メールなんて、どんな早い子だってもう少しかかるよ。


私は、返信内容を見る。そこには


『明日、○◯ビルの三階、ブレイン社までお越しください』とあった。


ああ、こんなに短いから、早く返信できたのか。


……


ちがう!そうじゃなくて!


私は頭をブンブンふる。


お越しください、か~。


なんか、乱暴されるのかな?いや、でも……


なんだか、少し興味が沸いていた。


よし。明日、学校帰りに行ってみるか。


私は、携帯を閉じて、ベットにダイブした。



たしかに、○○ビルはあった。


なんか、薄暗く、気味悪い。夕焼けを浴びているせいか余計にそう感じられる。


その指定された三階にはひとつのドアがあり、そこには


『ブレイン社』


っていう、紙が少し斜めで貼ってあった。しかもセロハンで。


私は、クスリと笑う。だって、ダサイくせにおもしろいもん。


「すいませーん」


そこには、穴があきまくっているソファーがひとつと、長机ひとつと、パイプ椅子ひとつがあった。

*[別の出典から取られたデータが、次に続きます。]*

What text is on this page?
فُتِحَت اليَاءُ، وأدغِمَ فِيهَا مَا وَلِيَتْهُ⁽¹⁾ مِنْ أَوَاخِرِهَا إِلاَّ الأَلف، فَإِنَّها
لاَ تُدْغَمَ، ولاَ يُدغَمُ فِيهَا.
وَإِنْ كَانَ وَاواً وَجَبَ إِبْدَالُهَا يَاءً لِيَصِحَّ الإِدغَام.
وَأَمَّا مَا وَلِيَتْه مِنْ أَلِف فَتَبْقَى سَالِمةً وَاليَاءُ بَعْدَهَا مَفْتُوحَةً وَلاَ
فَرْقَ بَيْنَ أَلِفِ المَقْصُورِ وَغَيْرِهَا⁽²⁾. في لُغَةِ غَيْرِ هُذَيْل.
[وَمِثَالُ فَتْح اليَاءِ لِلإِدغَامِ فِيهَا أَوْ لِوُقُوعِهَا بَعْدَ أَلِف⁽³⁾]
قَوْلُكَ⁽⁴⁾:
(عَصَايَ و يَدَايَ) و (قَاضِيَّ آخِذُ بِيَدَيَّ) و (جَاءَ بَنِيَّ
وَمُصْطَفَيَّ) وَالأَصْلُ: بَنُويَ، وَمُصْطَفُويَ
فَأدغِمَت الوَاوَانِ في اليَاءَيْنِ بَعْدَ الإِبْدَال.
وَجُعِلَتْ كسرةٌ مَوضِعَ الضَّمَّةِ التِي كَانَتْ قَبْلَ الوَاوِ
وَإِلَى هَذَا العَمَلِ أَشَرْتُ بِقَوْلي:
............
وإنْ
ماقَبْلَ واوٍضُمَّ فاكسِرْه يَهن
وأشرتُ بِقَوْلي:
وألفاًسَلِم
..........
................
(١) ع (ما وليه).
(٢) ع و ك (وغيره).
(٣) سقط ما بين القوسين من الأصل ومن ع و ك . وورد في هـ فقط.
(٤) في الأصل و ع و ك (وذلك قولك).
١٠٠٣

「おお。君か。夢を見たことがない女子高生というのは」


サングラスをかけていること以外、なんとも言えない、平凡な人が話しかけてきた。


「ああ、はい」


「ほらほら、起きて」


サングラスの人は、ソファーの上で寝ている人を起こす。


「ううー?」


結構離れているのに、ここまで聞こえる寝起きの声をあげる。


その人はオレンジのジャージに、 金髪。耳には

銀色のピアスが光って見えた。


「大谷サキチ。よろしく」


「ええっと、私は……」


自己紹介されたんだと理解するまで少し時間がかかった。


それに、オオタニは多分、大谷なんだろうけど、

サキチがなんだかはわからなかった。


「それに、高井さんは夢を見たことがないんだってねぇ?」


「おおっ!?マジか!?」


サングラスの人がこういうと、このサキチさんが間髪いれず反応した。


なんか、見た目は怖いけど面白そうな人だな。


ちょっと、私は安心する。


「うん。私、夢を見たことがないの」


「へえ」


ぶっきらぼうに、サキチさんは呟いた。


「おれはよぉ」


ずかりとソファに腰をおろした。


「夢しか見たことねえんだわ」


「え……?」


多分、今まで生きてきて始めて出てきた素のえ、は思ったより、響いた。


「いや、そう驚くなって。だから、おれはいつも寝たら、夢を見るんだ。昼寝でも、うたた寝でも」


「Nap!」


急に、サングラスの人がうたた寝を英語に訳した。 私も、サキチさんも思わずぎょっとする。


「おもしれえな。え?夢を見ない女子高生と

夢しか見ないチンピラ」


「だれがチンピラだ。コラ」


口を尖らせている。


「じゃあ、今からやってもらいたいことを発表するでや」


長机の上に、飛び乗っている。


「簡単に、平たく言えば、二人には夢に入ってもらうよ~」


なんだか、よくわからないけど、おもしろそう。


ちらりと横を見ると、サキチさんと目があった。